Whilst there are few direct implications for UK pharmaceuticals and healthcare companies of the UK leaving the European Union, there are some indirect benefits that have triggered sector outperformance in the past week relative to the broader UK market, and even to other defensive sectors which have outperformed, like consumer staples.
Can this continue? Although recent outperformance has taken relative valuations of pharmaceuticals modestly above their long-term averages, they are still materially below peak levels seen in prior periods of market weakness. Additionally, the sector’s defensive characteristics and its status as a beneficiary of dollar strength should allow it to continue to perform well.
Here are our four reasons why: the large UK pharmaceutical/healthcare companies are global businesses and the US is by far their biggest market yet they have disproportionately large UK cost bases. As a result of a weak sterling against the US dollar, the market is anticipating that the sector is cheaper than it looks on consensus forecasts on a relative, i.e. P/E, basis.
A second factor is the attractive dividend yield of the larger companies in the pharmaceuticals/healthcare sector, which looks even better as yields on UK government bonds (gilts) have gone down post the BREXIT vote.
Thirdly, this yield looks particularly appealing given it is sustainable in the event of any UK economic slowdown post the vote, such is the sustainable nature of the sector’s earnings, i.e. the defensive nature of pharma holds more appeal in a less certain world for UK investors.

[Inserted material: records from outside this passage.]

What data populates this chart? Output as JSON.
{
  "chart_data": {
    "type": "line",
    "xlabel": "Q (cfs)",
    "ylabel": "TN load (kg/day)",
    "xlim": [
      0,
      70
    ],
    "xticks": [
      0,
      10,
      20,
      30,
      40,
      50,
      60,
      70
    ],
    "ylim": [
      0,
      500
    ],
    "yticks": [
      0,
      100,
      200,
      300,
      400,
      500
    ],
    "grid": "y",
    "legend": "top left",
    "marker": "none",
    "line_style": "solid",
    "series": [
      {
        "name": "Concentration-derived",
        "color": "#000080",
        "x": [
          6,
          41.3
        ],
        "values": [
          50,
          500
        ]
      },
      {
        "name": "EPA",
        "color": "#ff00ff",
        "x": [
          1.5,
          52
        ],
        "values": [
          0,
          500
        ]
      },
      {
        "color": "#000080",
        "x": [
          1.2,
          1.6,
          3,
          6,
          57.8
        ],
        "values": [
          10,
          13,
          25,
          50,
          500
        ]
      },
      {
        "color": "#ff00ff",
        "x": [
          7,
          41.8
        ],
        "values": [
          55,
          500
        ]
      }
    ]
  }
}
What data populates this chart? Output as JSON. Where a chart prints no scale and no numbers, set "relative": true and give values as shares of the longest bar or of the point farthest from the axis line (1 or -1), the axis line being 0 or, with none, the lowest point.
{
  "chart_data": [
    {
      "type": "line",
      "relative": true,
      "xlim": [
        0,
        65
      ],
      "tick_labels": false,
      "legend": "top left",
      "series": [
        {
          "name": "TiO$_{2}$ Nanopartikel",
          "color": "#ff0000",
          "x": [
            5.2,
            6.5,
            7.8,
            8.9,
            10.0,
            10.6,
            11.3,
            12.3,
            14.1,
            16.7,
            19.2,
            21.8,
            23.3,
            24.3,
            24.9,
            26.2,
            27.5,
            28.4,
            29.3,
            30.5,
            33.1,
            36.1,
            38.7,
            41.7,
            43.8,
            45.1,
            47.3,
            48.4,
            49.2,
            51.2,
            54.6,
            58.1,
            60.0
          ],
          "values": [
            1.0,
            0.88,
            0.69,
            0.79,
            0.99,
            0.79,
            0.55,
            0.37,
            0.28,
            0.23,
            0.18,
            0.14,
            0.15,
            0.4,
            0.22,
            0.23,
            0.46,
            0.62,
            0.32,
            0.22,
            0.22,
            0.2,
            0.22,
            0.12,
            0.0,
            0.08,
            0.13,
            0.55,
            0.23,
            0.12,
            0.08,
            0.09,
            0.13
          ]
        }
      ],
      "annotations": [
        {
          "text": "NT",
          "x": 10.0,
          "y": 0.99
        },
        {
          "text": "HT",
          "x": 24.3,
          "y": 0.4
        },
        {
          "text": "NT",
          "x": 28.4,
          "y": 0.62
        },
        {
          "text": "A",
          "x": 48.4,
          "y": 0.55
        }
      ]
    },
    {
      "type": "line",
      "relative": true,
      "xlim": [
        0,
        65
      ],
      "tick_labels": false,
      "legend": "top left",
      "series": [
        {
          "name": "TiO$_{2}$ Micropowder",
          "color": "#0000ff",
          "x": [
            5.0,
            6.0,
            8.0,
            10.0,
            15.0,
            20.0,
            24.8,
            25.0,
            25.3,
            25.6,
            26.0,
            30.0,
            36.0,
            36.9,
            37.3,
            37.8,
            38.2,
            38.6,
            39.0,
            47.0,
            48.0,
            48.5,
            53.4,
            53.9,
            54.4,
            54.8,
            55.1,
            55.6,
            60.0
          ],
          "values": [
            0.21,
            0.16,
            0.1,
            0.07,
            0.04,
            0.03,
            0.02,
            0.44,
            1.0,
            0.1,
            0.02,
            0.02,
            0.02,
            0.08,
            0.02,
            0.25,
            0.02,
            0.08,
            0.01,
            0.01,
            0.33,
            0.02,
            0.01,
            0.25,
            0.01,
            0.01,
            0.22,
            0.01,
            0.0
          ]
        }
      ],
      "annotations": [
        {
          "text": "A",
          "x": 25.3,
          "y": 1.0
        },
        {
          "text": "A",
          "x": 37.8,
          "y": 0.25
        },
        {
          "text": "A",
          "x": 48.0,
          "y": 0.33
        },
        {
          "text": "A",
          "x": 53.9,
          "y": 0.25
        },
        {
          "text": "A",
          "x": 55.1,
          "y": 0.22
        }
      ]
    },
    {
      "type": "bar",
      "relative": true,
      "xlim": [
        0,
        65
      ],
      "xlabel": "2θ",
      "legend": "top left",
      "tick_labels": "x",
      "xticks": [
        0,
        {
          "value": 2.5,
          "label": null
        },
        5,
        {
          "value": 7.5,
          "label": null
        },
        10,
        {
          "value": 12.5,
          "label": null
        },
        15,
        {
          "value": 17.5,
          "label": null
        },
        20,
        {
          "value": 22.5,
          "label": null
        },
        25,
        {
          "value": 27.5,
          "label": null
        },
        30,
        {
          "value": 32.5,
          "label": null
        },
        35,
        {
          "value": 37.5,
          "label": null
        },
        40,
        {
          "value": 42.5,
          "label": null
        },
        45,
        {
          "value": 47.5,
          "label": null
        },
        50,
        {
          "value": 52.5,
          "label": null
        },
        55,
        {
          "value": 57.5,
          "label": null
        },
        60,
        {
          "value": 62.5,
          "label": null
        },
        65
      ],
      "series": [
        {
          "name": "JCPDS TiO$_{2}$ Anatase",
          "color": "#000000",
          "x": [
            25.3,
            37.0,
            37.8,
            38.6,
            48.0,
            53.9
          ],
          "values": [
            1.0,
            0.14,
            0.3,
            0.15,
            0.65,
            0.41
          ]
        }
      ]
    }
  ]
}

Finally, the UK pharmaceuticals/healthcare sector’s valuation looks attractive relative to other defensive sectors in the FTSE All share Index such as consumer staples, trading at a low teens discount on a forward P/E basis yet with a similar dividend yield.
In short, the attraction of the characteristics of the UK pharmaceuticals/healthcare sector, particularly the high yielding bigger companies in the space, has increased in what is a less certain UK economic outlook post the vote in favour of the UK leaving the EU.
The value of investments will fluctuate, which will cause prices to fall as well as rise and you may not get back the original amount you invested. Past performance is not a guide to future performance.